Sanità: per la classifica di Gimbe al primo posto c’è l’Emila Romagna ma la sanità regionale è in crisi e la prima vittima è la nostra salute.
Nel report “Livelli Essenziali di Assistenza: le diseguaglianze regionali in sanità”, la Fondazione GIMBE ha analizzato i risultati dei monitoraggi annuali del Ministero della Salute dai quali emergerebbe il primato del sistema sanitario dell’Emilia Romagna. Ci aspettiamo che su questa notizia la Giunta Bonaccini faccia l’ennesimo annuncio di esultanza per ribadire l’eccellenza del proprio modello sanitario.
La realtà però è diversa: per cominciare i dati analizzati sono in gran parte quelli del 2018 e in parte del 2019, i dati per il 2020 non sono disponibili e la stessa fondazione Gimbe ritiene che 21 mesi di ritardo nei dati sia “inaccettabile, sia perché rappresenta un ostacolo rilevante per la programmazione, … sia perché può favorire strumentalizzazioni politiche”.
Che la realtà sia diversa lo vediamo dalla situazione dei conti regionali sulla sanità, dalla mancanza di personale e dalla crisi dei servizi ospedalieri e territoriali.
In questi giorni l’attenzione si è concentrata nella copertura del deficit sanitario, ma non basta ripianare buchi di bilancio ma occorre ripensare il modello regionale: anche se il deficit da 880 milioni di euro del sistema sanitario emiliano-romagnolo verrà ripianato con varie misure nel bilancio complessivo regionale la situazione rimane grave.
Di certo il servizio sanitario pubblico sembra non riuscire ad uscire dal baratro nel quale è definitivamente precipitato durante l’emergenza Covid e, con l’aggravante della crisi energetica provocata dalla speculazione finanziaria, ma queste spese straordinarie non giustificano la situazione.
La questione che ci interessa non è l’aumento dei costi ma come le risorse vengono distribuite, come sono utilizzate e la qualità del servizio sanitario: anche nella nostra regione la sanità – soprattutto la pubblica - sembra inesorabilmente destinata al definitivo ridimensionamento.
Dietro la vetrina della superiorità della sanità regionale, che attrae “turismo sanitario” da altre regioni (fenomeno e frutto marcio della regionalizzazione della sanità), la situazione si è aggravata rapidamente.
Le prestazioni che sono saltate durante la pandemia non sono state recuperate, le liste di attesa si allungano o sono chiuse, il numero delle visite di controllo e la chirurgia programmata scontano ritardi enormi, critica la situazione dei pronto soccorso come quella della medicina territoriale specie nelle zone montane.
Tutto questo mentre durante e dopo la pandemia è cresciuto lo spazio lasciato alla sanità privata, che macina profitti a spese dei fondi pubblici.
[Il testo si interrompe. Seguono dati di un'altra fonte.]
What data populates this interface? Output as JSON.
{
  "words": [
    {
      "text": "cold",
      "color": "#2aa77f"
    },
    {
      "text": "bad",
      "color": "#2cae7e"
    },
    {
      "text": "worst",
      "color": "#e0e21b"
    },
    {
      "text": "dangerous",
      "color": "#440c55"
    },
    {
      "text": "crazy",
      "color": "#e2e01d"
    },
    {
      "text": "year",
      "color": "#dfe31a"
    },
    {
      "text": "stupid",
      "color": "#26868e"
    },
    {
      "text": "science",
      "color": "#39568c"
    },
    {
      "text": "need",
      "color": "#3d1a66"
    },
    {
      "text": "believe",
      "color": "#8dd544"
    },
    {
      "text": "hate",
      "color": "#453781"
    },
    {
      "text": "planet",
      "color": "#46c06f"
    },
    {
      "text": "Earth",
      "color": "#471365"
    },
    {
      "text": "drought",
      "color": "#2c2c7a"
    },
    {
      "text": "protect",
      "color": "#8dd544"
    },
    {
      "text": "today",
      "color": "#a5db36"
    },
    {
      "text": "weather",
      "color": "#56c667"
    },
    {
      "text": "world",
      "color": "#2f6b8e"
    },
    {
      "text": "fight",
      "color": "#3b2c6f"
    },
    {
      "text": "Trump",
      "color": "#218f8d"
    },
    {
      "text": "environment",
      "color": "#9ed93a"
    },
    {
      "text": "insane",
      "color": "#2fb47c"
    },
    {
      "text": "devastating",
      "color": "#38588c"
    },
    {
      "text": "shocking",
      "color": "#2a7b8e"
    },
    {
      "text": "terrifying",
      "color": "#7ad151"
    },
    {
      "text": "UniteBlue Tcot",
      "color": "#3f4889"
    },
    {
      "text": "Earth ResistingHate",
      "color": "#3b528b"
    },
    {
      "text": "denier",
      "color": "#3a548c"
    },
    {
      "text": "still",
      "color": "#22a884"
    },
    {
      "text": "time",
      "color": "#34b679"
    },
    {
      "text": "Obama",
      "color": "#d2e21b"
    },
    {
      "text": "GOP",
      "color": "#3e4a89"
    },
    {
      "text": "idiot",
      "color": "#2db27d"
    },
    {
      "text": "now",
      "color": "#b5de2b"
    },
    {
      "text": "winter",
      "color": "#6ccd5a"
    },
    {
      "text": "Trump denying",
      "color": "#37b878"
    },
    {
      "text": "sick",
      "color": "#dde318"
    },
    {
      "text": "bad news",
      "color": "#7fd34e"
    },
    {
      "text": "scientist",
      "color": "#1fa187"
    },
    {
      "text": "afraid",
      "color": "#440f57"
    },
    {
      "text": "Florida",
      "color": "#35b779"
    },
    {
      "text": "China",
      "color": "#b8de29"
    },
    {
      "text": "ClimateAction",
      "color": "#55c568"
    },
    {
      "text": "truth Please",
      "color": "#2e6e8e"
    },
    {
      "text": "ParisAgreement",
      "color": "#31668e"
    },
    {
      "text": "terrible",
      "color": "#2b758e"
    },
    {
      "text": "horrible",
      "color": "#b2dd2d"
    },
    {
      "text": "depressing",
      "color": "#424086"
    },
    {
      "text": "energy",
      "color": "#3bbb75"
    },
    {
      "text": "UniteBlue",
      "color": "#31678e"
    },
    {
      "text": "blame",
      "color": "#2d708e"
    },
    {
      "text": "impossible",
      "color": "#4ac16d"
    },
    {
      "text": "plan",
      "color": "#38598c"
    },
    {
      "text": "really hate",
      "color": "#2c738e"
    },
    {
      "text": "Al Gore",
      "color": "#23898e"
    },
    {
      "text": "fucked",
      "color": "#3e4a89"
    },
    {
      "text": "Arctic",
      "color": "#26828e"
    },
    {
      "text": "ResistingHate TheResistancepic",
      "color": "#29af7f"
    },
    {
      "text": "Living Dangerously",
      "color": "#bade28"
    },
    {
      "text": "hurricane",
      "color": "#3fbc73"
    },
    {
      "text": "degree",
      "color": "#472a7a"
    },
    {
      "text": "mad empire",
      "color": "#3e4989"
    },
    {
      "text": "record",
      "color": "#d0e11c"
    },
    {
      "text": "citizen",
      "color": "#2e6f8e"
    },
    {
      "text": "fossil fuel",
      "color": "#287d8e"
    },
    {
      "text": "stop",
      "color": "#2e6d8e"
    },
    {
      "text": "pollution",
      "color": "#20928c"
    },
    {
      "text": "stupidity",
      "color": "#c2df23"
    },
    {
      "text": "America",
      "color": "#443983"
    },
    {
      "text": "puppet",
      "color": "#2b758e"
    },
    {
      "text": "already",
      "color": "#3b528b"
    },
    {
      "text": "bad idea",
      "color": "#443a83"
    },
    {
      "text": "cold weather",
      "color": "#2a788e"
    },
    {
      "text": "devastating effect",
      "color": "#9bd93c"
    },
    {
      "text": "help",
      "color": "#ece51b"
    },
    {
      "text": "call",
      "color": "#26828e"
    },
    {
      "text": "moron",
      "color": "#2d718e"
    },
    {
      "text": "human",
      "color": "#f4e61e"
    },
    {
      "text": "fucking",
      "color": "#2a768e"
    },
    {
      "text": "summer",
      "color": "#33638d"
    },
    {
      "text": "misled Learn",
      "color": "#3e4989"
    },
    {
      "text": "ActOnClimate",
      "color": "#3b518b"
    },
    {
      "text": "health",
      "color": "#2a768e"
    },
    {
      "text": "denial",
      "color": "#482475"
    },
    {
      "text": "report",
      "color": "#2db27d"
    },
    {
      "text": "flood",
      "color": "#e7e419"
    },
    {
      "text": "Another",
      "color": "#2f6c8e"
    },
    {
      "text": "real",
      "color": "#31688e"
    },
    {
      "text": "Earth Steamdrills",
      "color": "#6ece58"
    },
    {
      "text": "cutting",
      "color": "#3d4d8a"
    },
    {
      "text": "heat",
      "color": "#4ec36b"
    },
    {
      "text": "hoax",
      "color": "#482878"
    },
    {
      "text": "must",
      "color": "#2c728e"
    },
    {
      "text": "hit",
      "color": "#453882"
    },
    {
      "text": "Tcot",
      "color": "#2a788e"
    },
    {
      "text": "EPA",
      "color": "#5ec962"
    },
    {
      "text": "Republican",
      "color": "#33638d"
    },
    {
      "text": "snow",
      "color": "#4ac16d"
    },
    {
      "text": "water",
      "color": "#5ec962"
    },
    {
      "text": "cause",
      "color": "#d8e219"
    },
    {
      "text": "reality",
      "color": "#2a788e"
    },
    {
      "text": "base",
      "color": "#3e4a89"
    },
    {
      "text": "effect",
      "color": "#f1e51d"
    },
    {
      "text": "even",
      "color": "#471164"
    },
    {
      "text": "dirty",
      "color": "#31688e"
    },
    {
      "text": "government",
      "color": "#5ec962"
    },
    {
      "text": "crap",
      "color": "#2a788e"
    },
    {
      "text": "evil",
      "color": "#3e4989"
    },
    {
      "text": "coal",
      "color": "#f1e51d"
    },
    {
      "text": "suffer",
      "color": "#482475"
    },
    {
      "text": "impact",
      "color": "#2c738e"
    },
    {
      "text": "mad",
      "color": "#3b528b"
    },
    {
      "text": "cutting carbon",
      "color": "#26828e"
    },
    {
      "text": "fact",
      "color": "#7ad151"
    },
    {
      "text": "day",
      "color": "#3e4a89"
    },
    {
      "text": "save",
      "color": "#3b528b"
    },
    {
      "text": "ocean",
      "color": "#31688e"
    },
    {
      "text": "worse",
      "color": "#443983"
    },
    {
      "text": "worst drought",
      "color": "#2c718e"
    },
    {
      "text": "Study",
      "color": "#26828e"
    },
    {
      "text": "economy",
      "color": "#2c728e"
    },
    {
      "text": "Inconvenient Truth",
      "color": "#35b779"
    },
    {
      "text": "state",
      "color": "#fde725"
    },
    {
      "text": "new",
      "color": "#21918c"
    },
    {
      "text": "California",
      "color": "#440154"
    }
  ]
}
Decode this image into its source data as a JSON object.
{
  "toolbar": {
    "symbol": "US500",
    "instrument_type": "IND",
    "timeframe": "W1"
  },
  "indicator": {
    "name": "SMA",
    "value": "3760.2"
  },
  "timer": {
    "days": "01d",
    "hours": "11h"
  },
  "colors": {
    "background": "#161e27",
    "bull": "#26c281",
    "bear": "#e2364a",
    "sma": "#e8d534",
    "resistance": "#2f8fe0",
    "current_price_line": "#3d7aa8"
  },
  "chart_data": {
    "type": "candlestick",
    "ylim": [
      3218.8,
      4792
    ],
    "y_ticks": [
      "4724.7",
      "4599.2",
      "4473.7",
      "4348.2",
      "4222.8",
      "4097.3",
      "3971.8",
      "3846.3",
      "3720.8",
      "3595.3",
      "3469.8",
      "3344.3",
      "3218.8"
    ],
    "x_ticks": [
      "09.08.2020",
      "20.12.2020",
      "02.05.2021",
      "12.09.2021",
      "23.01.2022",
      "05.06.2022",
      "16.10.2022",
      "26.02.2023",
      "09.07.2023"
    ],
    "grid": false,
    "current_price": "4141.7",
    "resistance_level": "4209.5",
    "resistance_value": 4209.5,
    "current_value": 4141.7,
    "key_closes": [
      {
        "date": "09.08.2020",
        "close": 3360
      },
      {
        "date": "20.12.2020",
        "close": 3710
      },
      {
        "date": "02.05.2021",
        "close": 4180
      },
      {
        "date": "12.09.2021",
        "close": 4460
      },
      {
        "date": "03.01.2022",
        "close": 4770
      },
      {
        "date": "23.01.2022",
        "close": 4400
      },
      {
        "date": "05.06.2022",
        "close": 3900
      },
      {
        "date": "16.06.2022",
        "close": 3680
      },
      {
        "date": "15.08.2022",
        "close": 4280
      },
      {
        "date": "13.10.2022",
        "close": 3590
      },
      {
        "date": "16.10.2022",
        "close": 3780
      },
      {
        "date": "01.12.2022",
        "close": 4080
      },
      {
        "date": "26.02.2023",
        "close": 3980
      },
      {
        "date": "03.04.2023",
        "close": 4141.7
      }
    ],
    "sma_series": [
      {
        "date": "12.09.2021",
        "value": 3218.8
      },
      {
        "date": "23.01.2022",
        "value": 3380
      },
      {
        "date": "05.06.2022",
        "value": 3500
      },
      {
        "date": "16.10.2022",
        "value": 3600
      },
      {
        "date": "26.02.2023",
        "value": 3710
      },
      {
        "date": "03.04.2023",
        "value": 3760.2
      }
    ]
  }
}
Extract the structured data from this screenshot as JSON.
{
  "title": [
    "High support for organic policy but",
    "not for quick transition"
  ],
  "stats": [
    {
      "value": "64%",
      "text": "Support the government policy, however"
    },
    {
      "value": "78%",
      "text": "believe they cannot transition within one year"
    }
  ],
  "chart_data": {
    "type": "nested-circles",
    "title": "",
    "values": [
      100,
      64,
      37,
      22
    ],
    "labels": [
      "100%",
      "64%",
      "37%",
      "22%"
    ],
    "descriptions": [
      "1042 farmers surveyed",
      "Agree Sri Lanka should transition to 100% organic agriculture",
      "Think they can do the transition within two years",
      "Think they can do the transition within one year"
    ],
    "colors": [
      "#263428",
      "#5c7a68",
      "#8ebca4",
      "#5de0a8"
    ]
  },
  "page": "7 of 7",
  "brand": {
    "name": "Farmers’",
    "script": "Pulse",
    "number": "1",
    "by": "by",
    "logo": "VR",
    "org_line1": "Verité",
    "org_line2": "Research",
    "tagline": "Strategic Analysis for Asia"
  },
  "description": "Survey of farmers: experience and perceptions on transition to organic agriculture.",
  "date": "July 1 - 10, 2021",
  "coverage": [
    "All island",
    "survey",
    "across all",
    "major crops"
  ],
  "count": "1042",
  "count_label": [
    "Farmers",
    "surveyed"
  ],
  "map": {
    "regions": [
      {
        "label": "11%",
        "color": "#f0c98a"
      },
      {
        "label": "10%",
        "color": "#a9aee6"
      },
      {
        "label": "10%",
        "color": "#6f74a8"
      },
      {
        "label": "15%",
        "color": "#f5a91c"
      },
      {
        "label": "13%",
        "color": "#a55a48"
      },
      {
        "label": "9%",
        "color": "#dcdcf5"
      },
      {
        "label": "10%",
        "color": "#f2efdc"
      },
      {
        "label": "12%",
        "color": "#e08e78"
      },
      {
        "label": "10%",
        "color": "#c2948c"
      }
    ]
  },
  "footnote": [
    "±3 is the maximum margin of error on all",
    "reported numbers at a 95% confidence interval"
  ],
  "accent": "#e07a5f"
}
Quando la giunta regionale di Bonaccini si vanta di sostenere un “sistema a forte e prevalente sanità pubblica” bisognerebbe verificare la realtà dei fatti.
La causa del rallentamento nell’erogazione delle prestazioni è sempre la mancanza di personale: mancano medici, infermieri e OSS. Questa carenza di personale sanitario si abbatte in maniera diversa sui cittadini: quelli che ne hanno i mezzi si rivolgono alla sanità privata che è diventata l’unica possibilità di accedere in tempi ragionevoli alle cure e alla diagnostica, mentre per gli altri c’è semplicemente la lunga attesa e la rinuncia a curarsi.
Se la politica regionale ha le sue responsabilità, a partire dalla accondiscendenza nei confronti del precedente governo Draghi riguardo il mancato ripiano delle spese emergenziali, è chiaro che il Governo Meloni nella legge di bilancio sta destinando le briciole alla sanità, con ad esempio solo un paio di miliardi per le maggiori spese per l’energia che, di fatto, sono già stati erosi dall’inflazione. Una vera aberrazione considerando che già destiniamo alla salute pubblica molto meno di quanto spendono per esempio Francia e Germania.
È invece il momento per pretendere che i finanziamenti per la sanità pubblica vengano massicciamente aumentati a partire dall’assunzione stabile del personale necessario, togliendo dalle mani delle regioni la sanità, sotto le quali la spesa è esplosa, respingendo l’autonomia differenziata e riportando sotto il controllo dello stato il servizio sanitario pubblico, universale e gratuito.